My niece phoned me late one evening to tell me something horrible that happened to my great-niece, the granddaughter of my sister, while she was away at school.
Having survived abuse myself, I thought I should tell my sister, so she could understand her granddaughter with compassion, and maybe help her heal.
Shortly thereafter, I was visiting my sister. Suddenly, her daughter approached me, and the two started yelling at me, asking why I made up such a story. I said, “you phoned and told me this story. I would never make up such a story, which is why I told my sister.”
I left my sister’s home in great distress. We are a very close family, and I am especially close with this sibling and her children. I contacted my own daughter, who told me that her cousin had also called her with the information and more.
I emailed my sister, to explain that her daughter had told both me and my daughter, and that my only hope was to help her (my sister) to help her granddaughter. Apparently, her daughter, who drinks and likes to be the centre of it all, discussed the incident with her siblings, and they all agreed not to tell their mother (my sister).
My sister would rather believe that this never happened, and that I lied, rather than accuse her daughter of being very deceitful. My sister also does not apologize; she just doesn’t say she’s sorry. I have said I’m sorry to her for things when I shouldn’t have just to end a dispute.

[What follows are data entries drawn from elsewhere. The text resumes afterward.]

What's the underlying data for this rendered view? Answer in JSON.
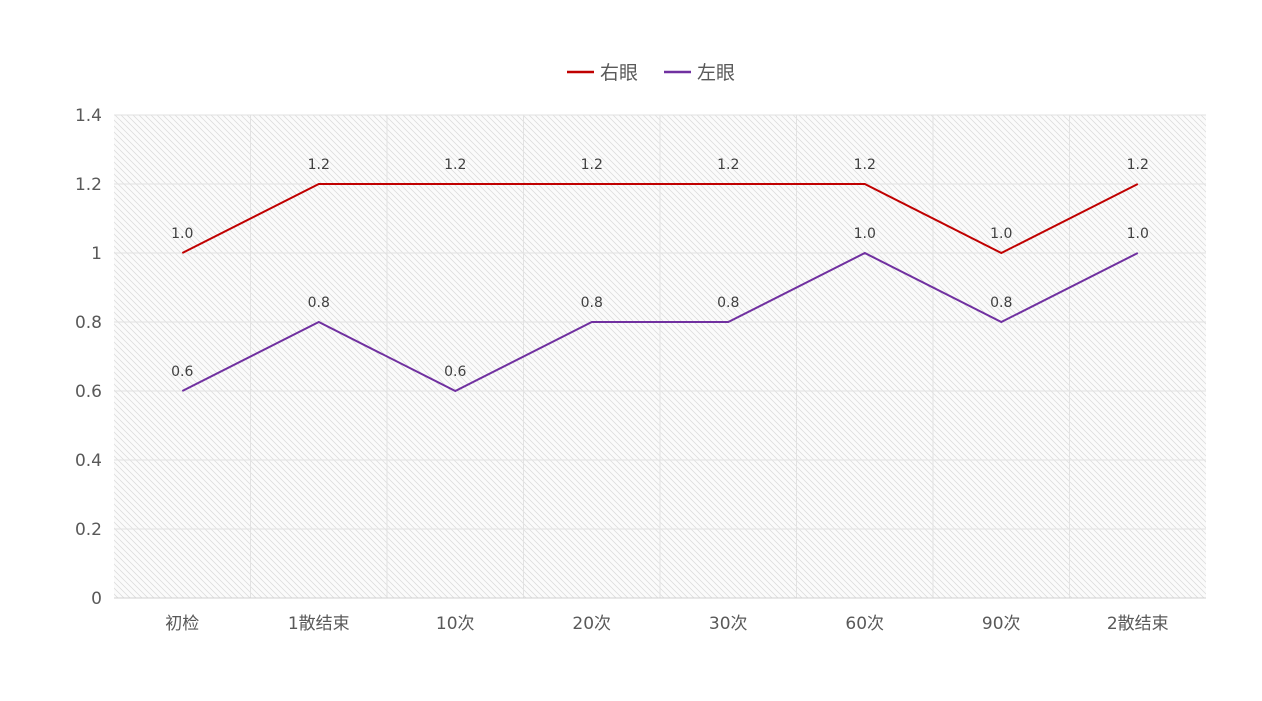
{
  "chart_data": {
    "type": "line",
    "title": "",
    "xlabel": "",
    "ylabel": "",
    "categories": [
      "初检",
      "1散结束",
      "10次",
      "20次",
      "30次",
      "60次",
      "90次",
      "2散结束"
    ],
    "ylim": [
      0,
      1.4
    ],
    "yticks": [
      "0",
      "0.2",
      "0.4",
      "0.6",
      "0.8",
      "1",
      "1.2",
      "1.4"
    ],
    "grid": true,
    "legend_position": "top-center",
    "series": [
      {
        "name": "右眼",
        "color": "#C00000",
        "values": [
          1.0,
          1.2,
          1.2,
          1.2,
          1.2,
          1.2,
          1.0,
          1.2
        ],
        "labels": [
          "1.0",
          "1.2",
          "1.2",
          "1.2",
          "1.2",
          "1.2",
          "1.0",
          "1.2"
        ]
      },
      {
        "name": "左眼",
        "color": "#7030A0",
        "values": [
          0.6,
          0.8,
          0.6,
          0.8,
          0.8,
          1.0,
          0.8,
          1.0
        ],
        "labels": [
          "0.6",
          "0.8",
          "0.6",
          "0.8",
          "0.8",
          "1.0",
          "0.8",
          "1.0"
        ]
      }
    ]
  }
}
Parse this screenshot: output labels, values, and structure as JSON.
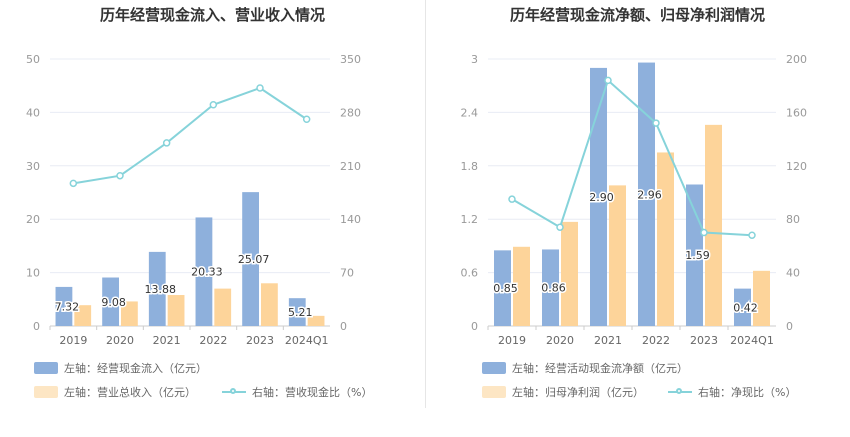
{
  "colors": {
    "bar1": "#8eb0dc",
    "bar2": "#fdd49a",
    "line": "#86d3da",
    "grid": "#e8ecf4",
    "axis": "#cccccc"
  },
  "chart_data": [
    {
      "type": "bar",
      "title": "历年经营现金流入、营业收入情况",
      "categories": [
        "2019",
        "2020",
        "2021",
        "2022",
        "2023",
        "2024Q1"
      ],
      "left_axis": {
        "min": 0,
        "max": 50,
        "ticks": [
          0,
          10,
          20,
          30,
          40,
          50
        ]
      },
      "right_axis": {
        "min": 0,
        "max": 350,
        "ticks": [
          0,
          70,
          140,
          210,
          280,
          350
        ]
      },
      "series": [
        {
          "name": "左轴：经营现金流入（亿元）",
          "type": "bar",
          "axis": "left",
          "values": [
            7.32,
            9.08,
            13.88,
            20.33,
            25.07,
            5.21
          ],
          "labels": [
            "7.32",
            "9.08",
            "13.88",
            "20.33",
            "25.07",
            "5.21"
          ]
        },
        {
          "name": "左轴：营业总收入（亿元）",
          "type": "bar",
          "axis": "left",
          "values": [
            3.9,
            4.6,
            5.8,
            7.0,
            8.0,
            1.9
          ]
        },
        {
          "name": "右轴：营收现金比（%）",
          "type": "line",
          "axis": "right",
          "values": [
            187,
            197,
            240,
            290,
            312,
            271
          ]
        }
      ],
      "grid": true,
      "legend_position": "bottom-left"
    },
    {
      "type": "bar",
      "title": "历年经营现金流净额、归母净利润情况",
      "categories": [
        "2019",
        "2020",
        "2021",
        "2022",
        "2023",
        "2024Q1"
      ],
      "left_axis": {
        "min": 0,
        "max": 3,
        "ticks": [
          0,
          0.6,
          1.2,
          1.8,
          2.4,
          3
        ]
      },
      "right_axis": {
        "min": 0,
        "max": 200,
        "ticks": [
          0,
          40,
          80,
          120,
          160,
          200
        ]
      },
      "series": [
        {
          "name": "左轴：经营活动现金流净额（亿元）",
          "type": "bar",
          "axis": "left",
          "values": [
            0.85,
            0.86,
            2.9,
            2.96,
            1.59,
            0.42
          ],
          "labels": [
            "0.85",
            "0.86",
            "2.90",
            "2.96",
            "1.59",
            "0.42"
          ]
        },
        {
          "name": "左轴：归母净利润（亿元）",
          "type": "bar",
          "axis": "left",
          "values": [
            0.89,
            1.17,
            1.58,
            1.95,
            2.26,
            0.62
          ]
        },
        {
          "name": "右轴：净现比（%）",
          "type": "line",
          "axis": "right",
          "values": [
            95,
            74,
            184,
            152,
            70,
            68
          ]
        }
      ],
      "grid": true,
      "legend_position": "bottom-left"
    }
  ]
}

I do not miss or want anything to do with my niece, for the way she was so disrespectful to me to save her own butt. But I miss my sister every day, and I feel a great loss.
Family Squabble
The details are too vague, for privacy reasons, and obviously I’m only hearing your side of this multi-sided story. The most important issue here is your great-niece’s well-being. Is she getting the help she needs to deal with the abuse/trauma she has suffered? If you can help facilitate that, from behind the scenes, then you are focusing on what matters.
Your niece and her siblings decided to protect their mother from this news. But your niece knows your relationship with her mother, so by telling you, I believe she would have known you would tell her mother. And since she didn’t tell you not to, I believe she wanted you to because I would imagine she wanted her mom’s support and love but couldn’t bear telling her herself.
I can also only imagine that your sister didn’t take the news well, and instead of supporting her daughter, perhaps she spoke to her harshly. Your niece couldn’t handle it and turned it around. That’s so sad, for them, that instead of focusing on this child’s health and wellness, they’re focused on facts.
Continue to reach out to your sister. If any part of her believes this story, she’ll need your support. You know not to expect an apology, so move on without one. Tell her how you felt when you were abused, how you wish your family had dealt with the situation, how they helped you and supported you. Hopefully, she’ll focus on what’s important and be grateful for your honesty.
FEEDBACK Regarding the commentary about therapy (March 12):
Reader #1 - “There are many forms of therapy, including brief therapy. When someone reaches out to Lisi for advice, they want to know what someone else thinks when they hear about and reflect on their question. That’s what a therapist provides, but in more depth than one brief response that Lisi can offer (in a limited space). They can help you see more aspects, other possibilities, and options for addressing your concerns.
“As to cost, at least in Toronto, there are agencies that charge according to income, and agencies that provide help in many different languages.”
Reader #2 – “Currently there are 12-step programs for almost every situation. They are very effective self-help groups for anyone willing to give them a chance. I too, have spent lots of money on therapy that didn't help, and thankfully have benefitted greatly from a suitable 12-step program. I strongly suggest your readers find one suitable to their situation.”